While you pat a tear from the corner of your eye, let me take you on a little trip to Brooklyn, the birthplace of the latest food revolution. On the edge of the East River, silhouetted against the Manhattan skyline, Smorgasburg is a weekly (Spring and Summer) food festival, rather than a market, that began life just after the crash in 2009. If I dared to utter the word ‘street-food’ I’m sure I’d hear the whoosh of a thousand pairs of urban eyeballs rolling back into your cynical heads, but understanding this movement is important, so bear with me.

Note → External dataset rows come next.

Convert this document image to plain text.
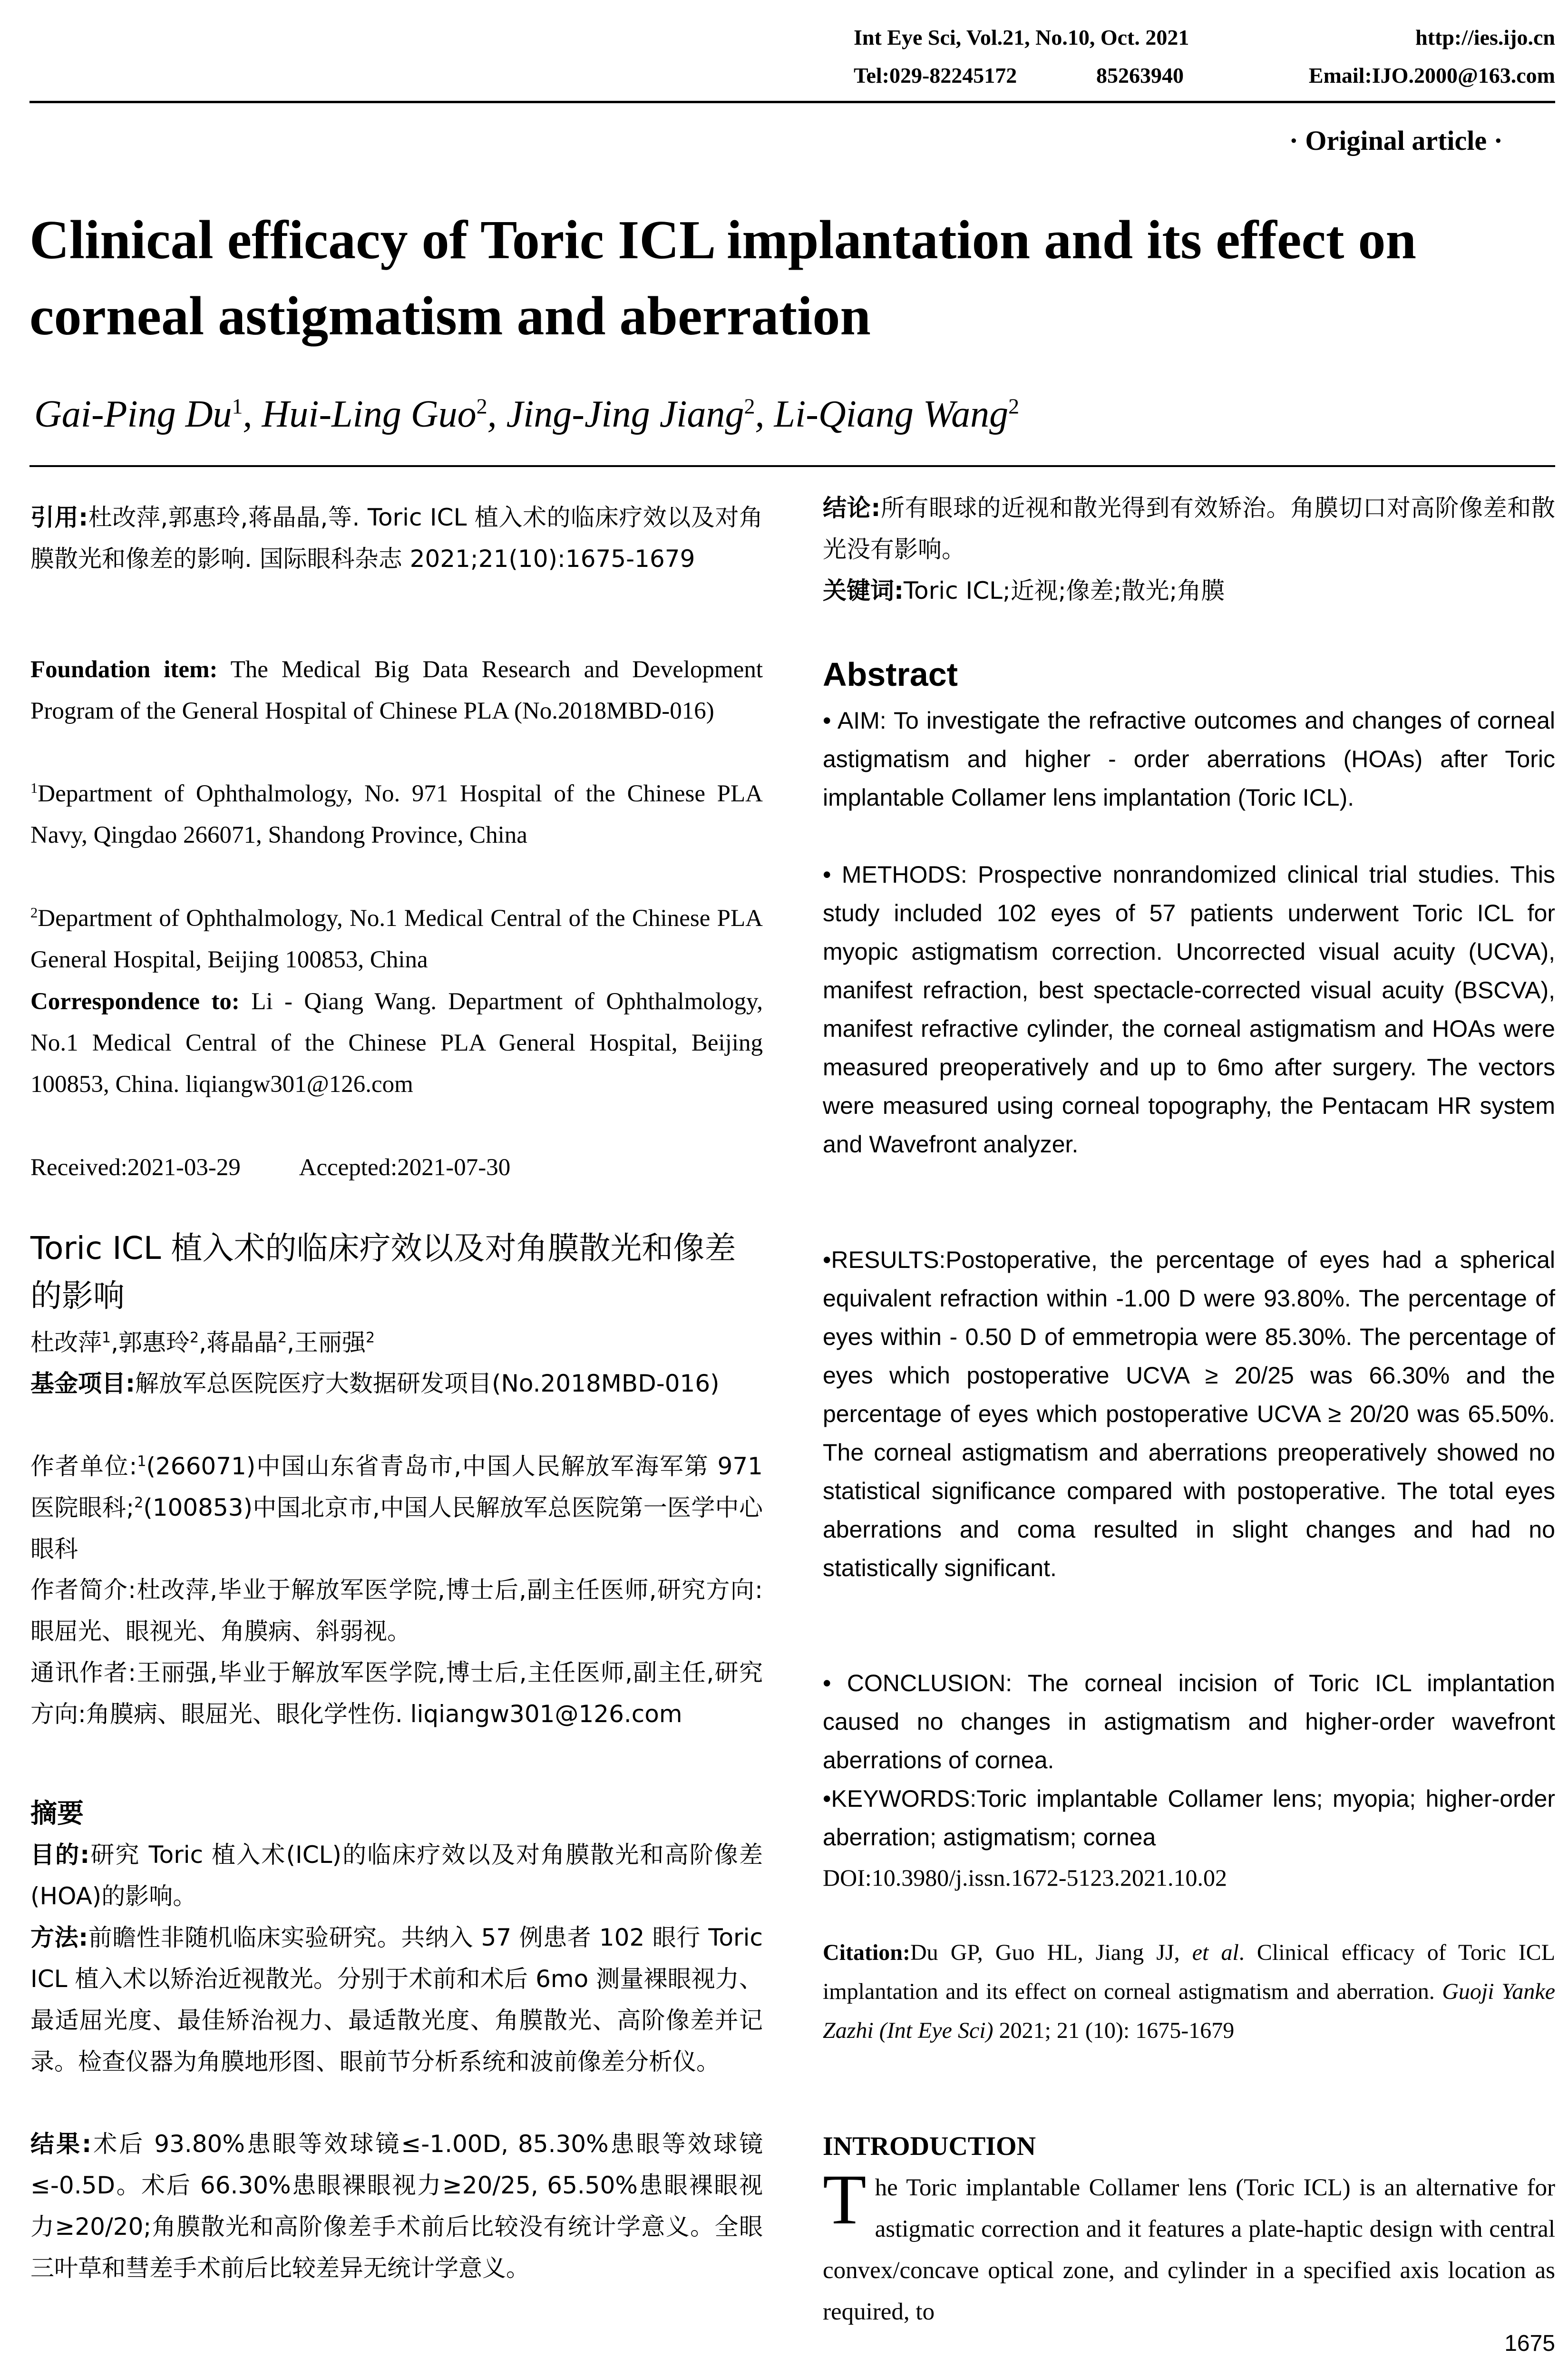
Int Eye Sci, Vol.21, No.10, Oct. 2021	http://ies.ijo.cn
Tel:029-82245172	85263940	Email:IJO.2000@163.com
· Original article ·
Clinical efficacy of Toric ICL implantation and its effect on corneal astigmatism and aberration
Gai-Ping Du$^1$, Hui-Ling Guo$^2$, Jing-Jing Jiang$^2$, Li-Qiang Wang$^2$
引用:杜改萍,郭惠玲,蒋晶晶,等. Toric ICL 植入术的临床疗效以及对角膜散光和像差的影响. 国际眼科杂志 2021;21(10):1675-1679
Foundation item: The Medical Big Data Research and Development Program of the General Hospital of Chinese PLA (No.2018MBD-016)
$^1$Department of Ophthalmology, No. 971 Hospital of the Chinese PLA Navy, Qingdao 266071, Shandong Province, China
$^2$Department of Ophthalmology, No.1 Medical Central of the Chinese PLA General Hospital, Beijing 100853, China
Correspondence to: Li - Qiang Wang. Department of Ophthalmology, No.1 Medical Central of the Chinese PLA General Hospital, Beijing 100853, China. liqiangw301@126.com
Received:2021-03-29 Accepted:2021-07-30
Toric ICL 植入术的临床疗效以及对角膜散光和像差的影响
杜改萍$^1$,郭惠玲$^2$,蒋晶晶$^2$,王丽强$^2$
基金项目:解放军总医院医疗大数据研发项目(No.2018MBD-016)
作者单位:$^1$(266071)中国山东省青岛市,中国人民解放军海军第 971 医院眼科;$^2$(100853)中国北京市,中国人民解放军总医院第一医学中心眼科
作者简介:杜改萍,毕业于解放军医学院,博士后,副主任医师,研究方向:眼屈光、眼视光、角膜病、斜弱视。
通讯作者:王丽强,毕业于解放军医学院,博士后,主任医师,副主任,研究方向:角膜病、眼屈光、眼化学性伤. liqiangw301@126.com
摘要
目的:研究 Toric 植入术(ICL)的临床疗效以及对角膜散光和高阶像差(HOA)的影响。
方法:前瞻性非随机临床实验研究。共纳入 57 例患者 102 眼行 Toric ICL 植入术以矫治近视散光。分别于术前和术后 6mo 测量裸眼视力、最适屈光度、最佳矫治视力、最适散光度、角膜散光、高阶像差并记录。检查仪器为角膜地形图、眼前节分析系统和波前像差分析仪。
结果:术后 93.80%患眼等效球镜≤-1.00D, 85.30%患眼等效球镜≤-0.5D。术后 66.30%患眼裸眼视力≥20/25, 65.50%患眼裸眼视力≥20/20;角膜散光和高阶像差手术前后比较没有统计学意义。全眼三叶草和彗差手术前后比较差异无统计学意义。
结论:所有眼球的近视和散光得到有效矫治。角膜切口对高阶像差和散光没有影响。
关键词:Toric ICL;近视;像差;散光;角膜
Abstract
• AIM: To investigate the refractive outcomes and changes of corneal astigmatism and higher - order aberrations (HOAs) after Toric implantable Collamer lens implantation (Toric ICL).
• METHODS: Prospective nonrandomized clinical trial studies. This study included 102 eyes of 57 patients underwent Toric ICL for myopic astigmatism correction. Uncorrected visual acuity (UCVA), manifest refraction, best spectacle-corrected visual acuity (BSCVA), manifest refractive cylinder, the corneal astigmatism and HOAs were measured preoperatively and up to 6mo after surgery. The vectors were measured using corneal topography, the Pentacam HR system and Wavefront analyzer.
•RESULTS:Postoperative, the percentage of eyes had a spherical equivalent refraction within -1.00 D were 93.80%. The percentage of eyes within - 0.50 D of emmetropia were 85.30%. The percentage of eyes which postoperative UCVA ≥ 20/25 was 66.30% and the percentage of eyes which postoperative UCVA ≥ 20/20 was 65.50%. The corneal astigmatism and aberrations preoperatively showed no statistical significance compared with postoperative. The total eyes aberrations and coma resulted in slight changes and had no statistically significant.
• CONCLUSION: The corneal incision of Toric ICL implantation caused no changes in astigmatism and higher-order wavefront aberrations of cornea.
•KEYWORDS:Toric implantable Collamer lens; myopia; higher-order aberration; astigmatism; cornea
DOI:10.3980/j.issn.1672-5123.2021.10.02
Citation:Du GP, Guo HL, Jiang JJ, et al. Clinical efficacy of Toric ICL implantation and its effect on corneal astigmatism and aberration. Guoji Yanke Zazhi (Int Eye Sci) 2021; 21 (10): 1675-1679
INTRODUCTION
The Toric implantable Collamer lens (Toric ICL) is an alternative for astigmatic correction and it features a plate-haptic design with central convex/concave optical zone, and cylinder in a specified axis location as required, to
1675
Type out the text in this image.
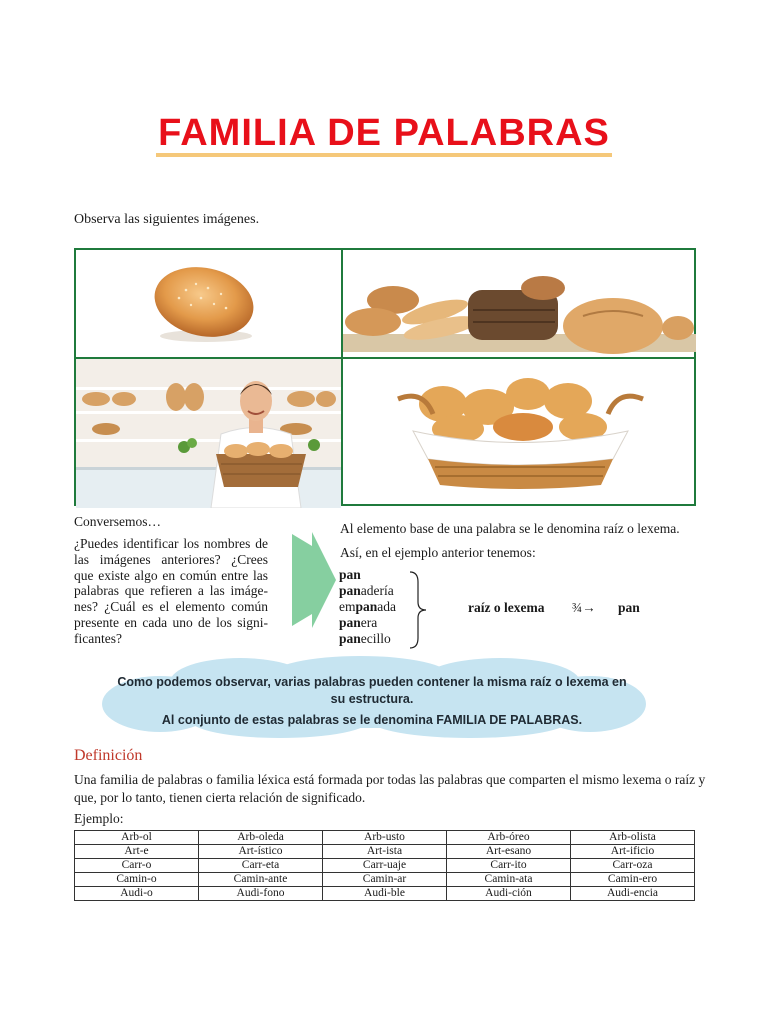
FAMILIA DE PALABRAS
Observa las siguientes imágenes.
Conversemos…
¿Puedes identificar los nombres de las imágenes anteriores? ¿Crees que existe algo en común entre las palabras que refieren a las imáge- nes? ¿Cuál es el elemento común presente en cada uno de los signi- ficantes?
Al elemento base de una palabra se le denomina raíz o lexema.
Así, en el ejemplo anterior tenemos:
pan
panadería
empanada
panera
panecillo
raíz o lexema ¾→ pan
Como podemos observar, varias palabras pueden contener la misma raíz o lexema en su estructura.
Al conjunto de estas palabras se le denomina FAMILIA DE PALABRAS.
Definición
Una familia de palabras o familia léxica está formada por todas las palabras que comparten el mismo lexema o raíz y que, por lo tanto, tienen cierta relación de significado.
Ejemplo:
Arb-ol	Arb-oleda	Arb-usto	Arb-óreo	Arb-olista
Art-e	Art-ístico	Art-ista	Art-esano	Art-ificio
Carr-o	Carr-eta	Carr-uaje	Carr-ito	Carr-oza
Camin-o	Camin-ante	Camin-ar	Camin-ata	Camin-ero
Audi-o	Audi-fono	Audi-ble	Audi-ción	Audi-encia
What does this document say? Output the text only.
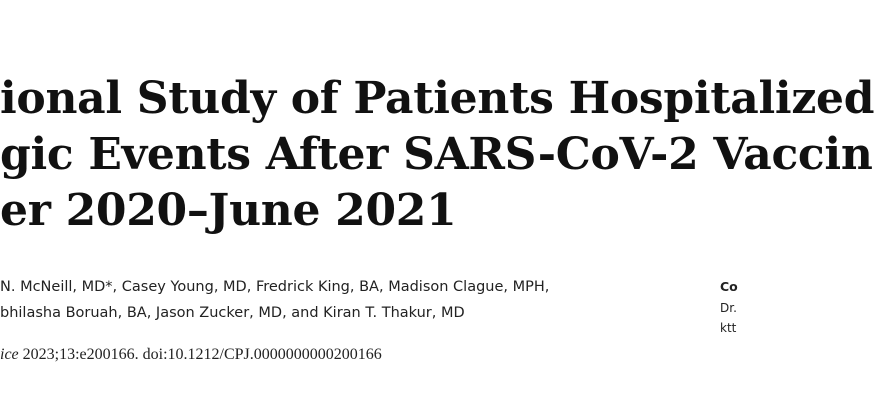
ional Study of Patients Hospitalized
gic Events After SARS-CoV-2 Vaccin
er 2020–June 2021
N. McNeill, MD*, Casey Young, MD, Fredrick King, BA, Madison Clague, MPH,
bhilasha Boruah, BA, Jason Zucker, MD, and Kiran T. Thakur, MD
ice 2023;13:e200166. doi:10.1212/CPJ.0000000000200166
Co
Dr.
ktt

Every week, a hundred ambitious and creative chefs turn up to parade their skills at Smorgasburg in the hope of bringing something new to market. The long lines of hungry, patient, Millennial connoisseurs are here for a reason: they are the public jury on what we’ll be eating next year. Yes, it’s a food fashion show, a catwalk of cuisine. There are a thousand ideas here ranging from weird ethnic hybrids to creative combos, each aiming to ignite your brain cells as much as your taste buds. To associate this grand celebration with the scruffy burger vans at your local fete is like comparing the brothers Roux to the brothers McDonald. No, these chefs are the next generation and they’ve been sharpening their artisan knives in readiness for the revolution we’re beginning to witness.
And so, as analysts do, I coined the term Sophisticasual to separate all this from the far too baggy term, ‘street-food’. Just like trends in the world of fashion, the curves of casualisation and premiumisation have joined forces to bring us highly sophisticated products to enhance our ever more casual lifestyles.
In London alone, this trend has spawned a hundred cool new places including Kricket, Smoke and Salt, Blacklock, Bone Daddies, Duck & Waffle, Gunpowder, Hoi Polloi, Lyle’s, Temper, Padella and many, many more. The focus is now on local ingredients, wherever possible, vegetables with provenance, and plenty of plant based options as well as booze free cocktails. Meat’s become much more macho, with an in-house butcher or an open fire pit. Presentation is relaxed-natural, verging on rustic, so that gone is the Jenga vegetable pile and steel cup of chips. Spoon smudged sauces have been banished to the uncool parts of town. Menus are short to the point of blunt. Prices are pence free and rounded up. Long hand explanations and poetic descriptions have been replaced by a no-nonsense chain of adjective-free nouns.

Small has always been beautiful, but we’ve got to the point now that big means bad. We don’t trust chains the way we used to, and even small chains are eyed with some suspicion. We’re so cynical, so aware of being sold to, it’s as if we can see the shiny cufflinks of the marketing director in the reflection on our laminated menu. We can visualise the agency presentations that conjured up the oh-so-witty tone of voice. We’ve grown tired of the achingly obvious nonsense about the friendly butcher. In short, it’s fake. As fake as the fake hand-written blackboards that you think we think are genuine. We’re more sophisticated than you realise. We can spot your sweaty, corporate fingerprints a mile off on those bars and restaurants that masquerade as naïve independents, with their fake objet d’arts and retro, distressed mirrors. We know that every tiny piece is specified in a fat manual back at head office. Manufactured charm is never very charming.

So, dear Jamie. We thank you sincerely for getting us here. Your enthusiasm, charisma, incredible skill and hard work became the perfect stepping stone for us Brits, but it’s time for you to step aside now mate. It’s time to let real independents take control.